Princess Mako’s wedding has highlighted previous calls to allow women to be part of the line of succession, as a way to shore up the world’s oldest continuous hereditary monarchy, and to bring it in line with more modern ideas about gender equality.
It’s an overwhelmingly popular idea, according to a Kyodo News poll taken in March and April. Of respondents, 85% said they were in favor of a female emperor, and almost as many — 79% — said they’d support letting the empress pass the throne on to her own children.
Ironically, the imperial family can’t do anything about it. The role of the monarchy, including its line of succession, is governed by Japanese law. In the past two decades, several top political officials have considered changing the rules, to no avail.

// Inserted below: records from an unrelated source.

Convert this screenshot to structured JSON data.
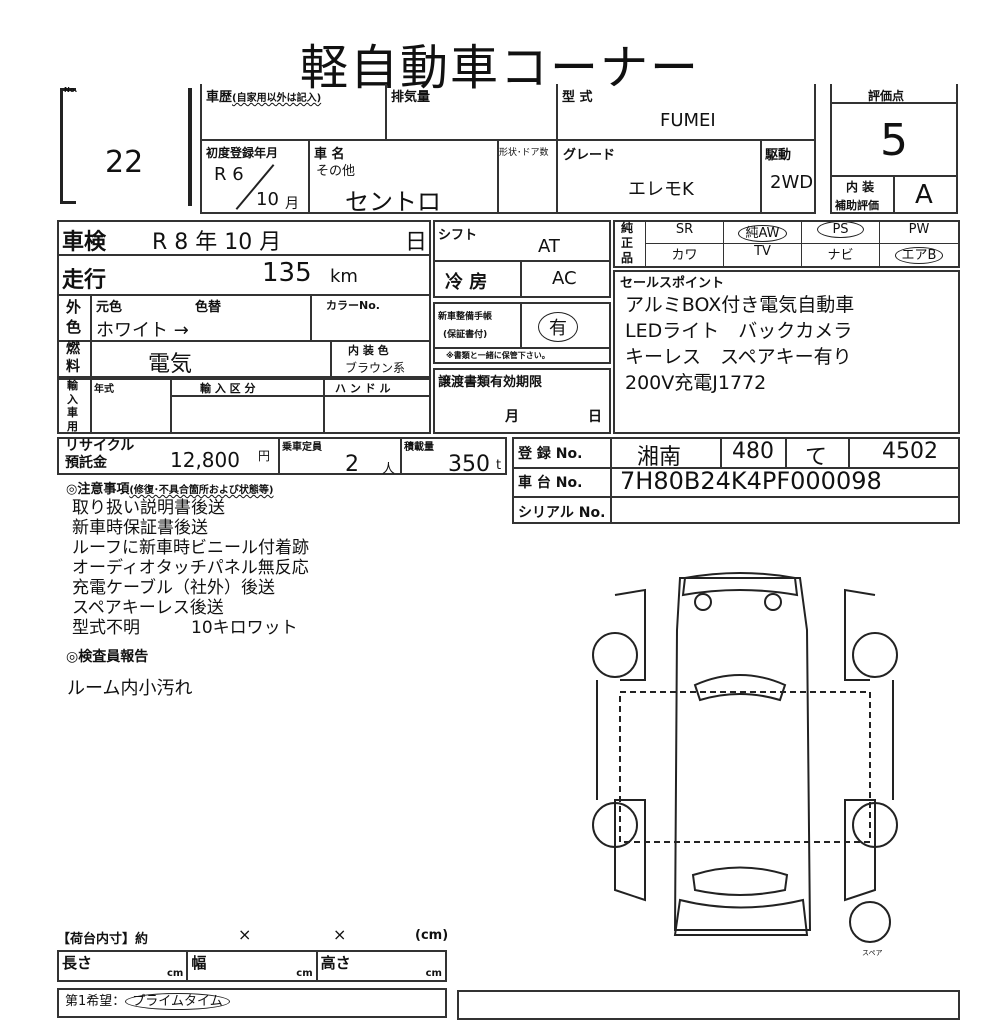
{
  "title": "軽自動車コーナー",
  "lot": {
    "label": "No.",
    "value": "22"
  },
  "history": {
    "label": "車歴",
    "sub": "(自家用以外は記入)",
    "value": ""
  },
  "displacement": {
    "label": "排気量",
    "value": ""
  },
  "model_code": {
    "label": "型 式",
    "value": "FUMEI"
  },
  "first_reg": {
    "label": "初度登録年月",
    "era": "R 6",
    "month": "10",
    "month_unit": "月"
  },
  "car_name": {
    "label": "車 名",
    "sub": "その他",
    "value": "セントロ"
  },
  "body_doors": {
    "label": "形状･ドア数",
    "value": ""
  },
  "grade": {
    "label": "グレード",
    "value": "エレモK"
  },
  "drive": {
    "label": "駆動",
    "value": "2WD"
  },
  "score": {
    "label": "評価点",
    "value": "5",
    "interior_label_1": "内 装",
    "interior_label_2": "補助評価",
    "interior_value": "A"
  },
  "inspection": {
    "label": "車検",
    "value": "R 8 年 10 月",
    "day": "日"
  },
  "mileage": {
    "label": "走行",
    "value": "135",
    "unit": "km"
  },
  "exterior": {
    "label": "外色",
    "orig_label": "元色",
    "change_label": "色替",
    "value": "ホワイト →",
    "color_no_label": "カラーNo."
  },
  "fuel": {
    "label": "燃料",
    "value": "電気",
    "interior_color_label": "内 装 色",
    "interior_color": "ブラウン系"
  },
  "import": {
    "label": "輸入車用",
    "year_label": "年式",
    "class_label": "輸 入 区 分",
    "handle_label": "ハ ン ド ル"
  },
  "shift": {
    "label": "シフト",
    "value": "AT"
  },
  "ac": {
    "label": "冷 房",
    "value": "AC"
  },
  "service_book": {
    "label_1": "新車整備手帳",
    "label_2": "(保証書付)",
    "value": "有",
    "note": "※書類と一緒に保管下さい。"
  },
  "transfer": {
    "label": "譲渡書類有効期限",
    "month": "月",
    "day": "日"
  },
  "genuine": {
    "label": "純正品",
    "items": [
      {
        "label": "SR",
        "circled": false
      },
      {
        "label": "純AW",
        "circled": true
      },
      {
        "label": "PS",
        "circled": true
      },
      {
        "label": "PW",
        "circled": false
      },
      {
        "label": "カワ",
        "circled": false
      },
      {
        "label": "TV",
        "circled": false
      },
      {
        "label": "ナビ",
        "circled": false
      },
      {
        "label": "エアB",
        "circled": true
      }
    ]
  },
  "sales_points": {
    "label": "セールスポイント",
    "lines": [
      "アルミBOX付き電気自動車",
      "LEDライト　バックカメラ",
      "キーレス　スペアキー有り",
      "200V充電J1772"
    ]
  },
  "recycle": {
    "label": "リサイクル預託金",
    "value": "12,800",
    "unit": "円"
  },
  "capacity": {
    "label": "乗車定員",
    "value": "2",
    "unit": "人"
  },
  "load": {
    "label": "積載量",
    "value": "350",
    "unit": "t"
  },
  "registration": {
    "label": "登 録 No.",
    "area": "湘南",
    "class": "480",
    "kana": "て",
    "number": "4502"
  },
  "chassis": {
    "label": "車 台 No.",
    "value": "7H80B24K4PF000098"
  },
  "serial": {
    "label": "シリアル No.",
    "value": ""
  },
  "notes": {
    "label": "◎注意事項",
    "sub": "(修復･不具合箇所および状態等)",
    "lines": [
      "取り扱い説明書後送",
      "新車時保証書後送",
      "ルーフに新車時ビニール付着跡",
      "オーディオタッチパネル無反応",
      "充電ケーブル（社外）後送",
      "スペアキーレス後送",
      "型式不明　　　10キロワット"
    ]
  },
  "inspector": {
    "label": "◎検査員報告",
    "value": "ルーム内小汚れ"
  },
  "cargo": {
    "label": "【荷台内寸】約",
    "x": "×",
    "unit": "(cm)",
    "length": "長さ",
    "width": "幅",
    "height": "高さ",
    "cm": "cm"
  },
  "preference": {
    "label": "第1希望：",
    "value": "プライムタイム"
  },
  "spare_label": "スペア"
}
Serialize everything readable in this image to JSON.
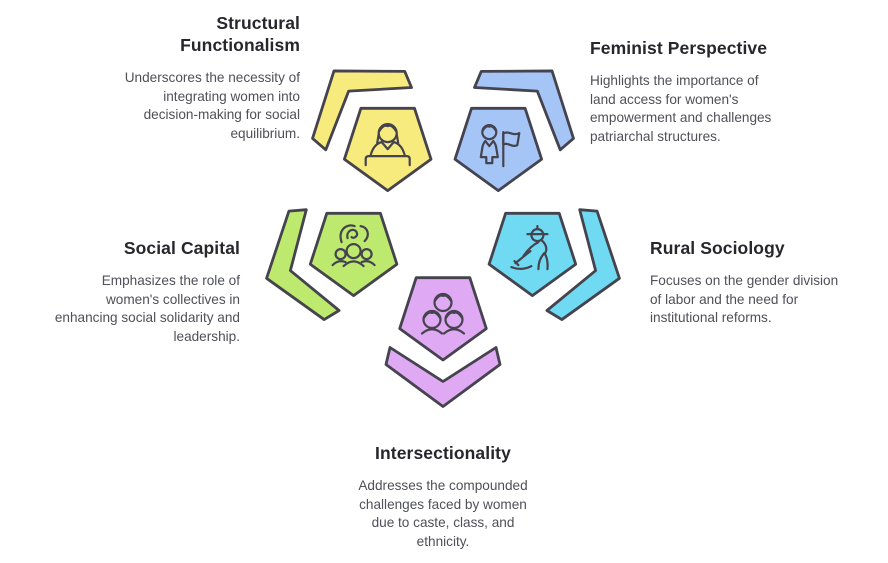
{
  "diagram": {
    "background": "#FFFFFF",
    "outline_color": "#45434D",
    "title_color": "#26262C",
    "body_color": "#4F5058",
    "units": [
      {
        "id": "structural-functionalism",
        "title": "Structural\nFunctionalism",
        "description": "Underscores the necessity of\nintegrating women into\ndecision-making for social\nequilibrium.",
        "color": "#F7EB7D",
        "icon": "woman-at-desk-icon"
      },
      {
        "id": "feminist-perspective",
        "title": "Feminist Perspective",
        "description": "Highlights the importance of\nland access for women's\nempowerment and challenges\npatriarchal structures.",
        "color": "#A5C5F7",
        "icon": "woman-with-flag-icon"
      },
      {
        "id": "social-capital",
        "title": "Social Capital",
        "description": "Emphasizes the role of\nwomen's collectives in\nenhancing social solidarity and\nleadership.",
        "color": "#BDEA6E",
        "icon": "hand-over-group-icon"
      },
      {
        "id": "rural-sociology",
        "title": "Rural Sociology",
        "description": "Focuses on the gender division\nof labor and the need for\ninstitutional reforms.",
        "color": "#70DAF3",
        "icon": "farmer-planting-icon"
      },
      {
        "id": "intersectionality",
        "title": "Intersectionality",
        "description": "Addresses the compounded\nchallenges faced by women\ndue to caste, class, and\nethnicity.",
        "color": "#DFA9F3",
        "icon": "three-women-icon"
      }
    ]
  }
}
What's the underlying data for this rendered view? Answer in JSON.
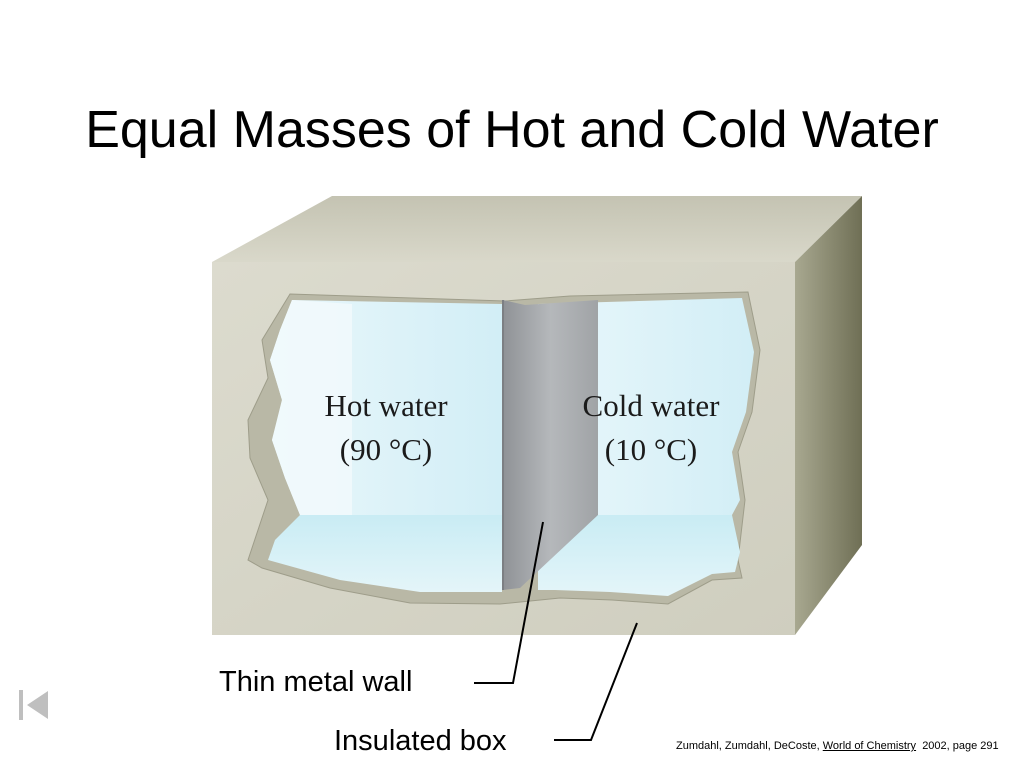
{
  "slide": {
    "title": "Equal Masses of Hot and Cold Water"
  },
  "diagram": {
    "hot_label_line1": "Hot water",
    "hot_label_line2": "(90 °C)",
    "cold_label_line1": "Cold water",
    "cold_label_line2": "(10 °C)",
    "callout_wall": "Thin metal wall",
    "callout_box": "Insulated box",
    "colors": {
      "box_front": "#d6d5c8",
      "box_top": "#cfcebf",
      "box_side": "#8c8c70",
      "water": "#dff3f8",
      "wall": "#a9acaf"
    }
  },
  "citation": {
    "authors": "Zumdahl, Zumdahl, DeCoste,",
    "book": "World of Chemistry",
    "details": "2002, page 291"
  },
  "nav": {
    "icon": "first-slide-icon"
  }
}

In 2006, proposed legislation to allow female heirs to be in line to the throne was shelved after the birth of Prince Hisahito, the first male child in almost four decades. In 2012, then-Prime Minister Yoshihiko Noda considered allowing princesses to create their own royal branches and keep their status when they marry, an effort that stalled when he was replaced by Shinzo Abe.
More recently, former Prime Minister Yoshihide Suga launched an expert panel to look into the matter, an inquiry that petered out when he failed to run for the ruling party's leadership election. His successor, Prime Minister Fumio Kishida, opposes passing down the throne through an empress.
While the number of royals has declined, it cost Japanese taxpayers ¥25 billion ($219 million) this year in food, education, personal expenses and the salaries of 1,080 staff including chauffeurs, gardeners and archivists of imperial records. They also send funds to disaster relief efforts. The British Royal Family, in comparison, incurred about £50 million ($69 million) in expenses in 2019-20, plus an additional £30 million for renovations to Buckingham Palace.
On Tuesday, Mako and Komuro submitted a marriage filing to the local government, which was followed by a news conference. Japanese royal weddings rarely capture attention overseas, and Princess Mako’s low-key event is a missed opportunity for projecting soft power, said Goto.
"This wedding won’t have the kind of consumer spending impact that the marriages of Kate Middleton and Meghan Markle did in Britain,” she said.
But it may boost the economy in other ways. Royal marriages in Japan have been linked to an uptick in marriages and births, a long-sought goal in a country with an graying population. After the 1990 marriage of Crown Prince Akishino, the number of marriages rose 3.7% from five years earlier, compared to a 0.4% drop the year earlier, according to an analysis by Bloomberg Economics. It peaked at 9.8% in 1993 when the current emperor's wedding was held.
The number of births follow a similar trend.
"We do not expect Princess Mako’s marriage to have a big impact on the macro economy,” says Yuki Masujima, a Senior Economist with Bloomberg Economics. "But it could have positive impacts on consumer sentiment and the marriage rate, after a sharp drop due to the COVID crisis.”
After the wedding, the newlyweds plan to live in the U.S., without financial support from the imperial family or the Japanese government. Komuro has reportedly secured a job with a Manhattan law firm, while Princess Mako — who has a master’s degree in art museum studies — has not announced her plans. It may prove a welcome reprieve after years of tabloid scrutiny.
Earlier this month, the Imperial Household Agency said that the princess had been diagnosed with post-traumatic stress disorder as a result of online abuse directed at the couple and their families.
"She has been experiencing a persistent fear that her life is going to be destroyed, which makes her pessimistic and makes it difficult for her to feel happy,” the statement said.